Und halbwegs am Hange, gerade noch nahe genug dem Rauschen des Wehres drunten und dem Lohgeruch vom wassernahen Gerberanger, steht ein Haus mit Blumen am Zaun und Hof und Stall und Garten dahinter. Wer da eintritt ins steinkühle Vorhaus, den grüßen zwei liebe braune Augen und ehe er sich's versehen, sitzt er im Polsterstuhl vor gelbem Maisbrot und goldklarem Birnmost und sieht geruhig durchs Fenster auf die heiße Straße, darauf der Werktag gemächlich seiner Wege geht.
Wer aber dies Haus von der Wiege aus entdeckt und erlebt hat an traulicher Mutterhand, unterm stahlblauen Schwabenblick des Vaters, dem lebt's noch heute in Herz und Sinn, mit der leise knarrenden Küchentür und den an der Wichsleinwand klebenden Gläsern auf der Kommode.
Da saß man vergnüglich zwischen zwei Welten. Vor dem Ziergärtlein die Straße mit Fuhrwerk und fahrendem Volk, und nach hinten hinaus der Kuhstall mit dem glitschenden Saugkalb und im engen Gang die Schweine in ewiger Dunkelhaft. Und Heuboden und Streuhütte und Wagenschupfen und die Zeugkammer mit hundert Geräten zu Zweck und Ziel im Jahrlauf der Arbeit, daß man zu schauen und zu versuchen nicht müde ward.
Wie köstlich lang ist solch ein Kindertag! Und randvoll von farbigen Bildern und kleinen Erlebnissen, an deren Statt wir später zwischen verbrauchten Begriffen und verstaubten Gedankenhecken dahinstolpern.
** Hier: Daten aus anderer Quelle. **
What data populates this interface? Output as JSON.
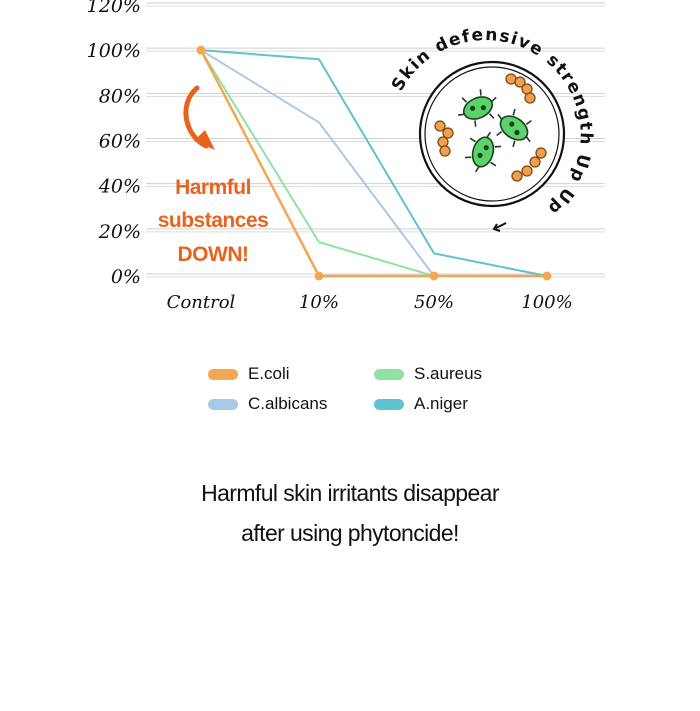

Kaum hatten die Novembernebel die letzten Hirtenfeuer gelöscht, so lag die Welt eines Morgens in schimmerndem Weiß vor den Fenstern. Und immer noch fielen die Flocken, still und schwer, daß Zaun und Garten darunter zu versinken drohten. Immer höher schichtete sich die weiße Last, aus der die Häuser und der ferne Wald so seltsam scharf und nahe standen.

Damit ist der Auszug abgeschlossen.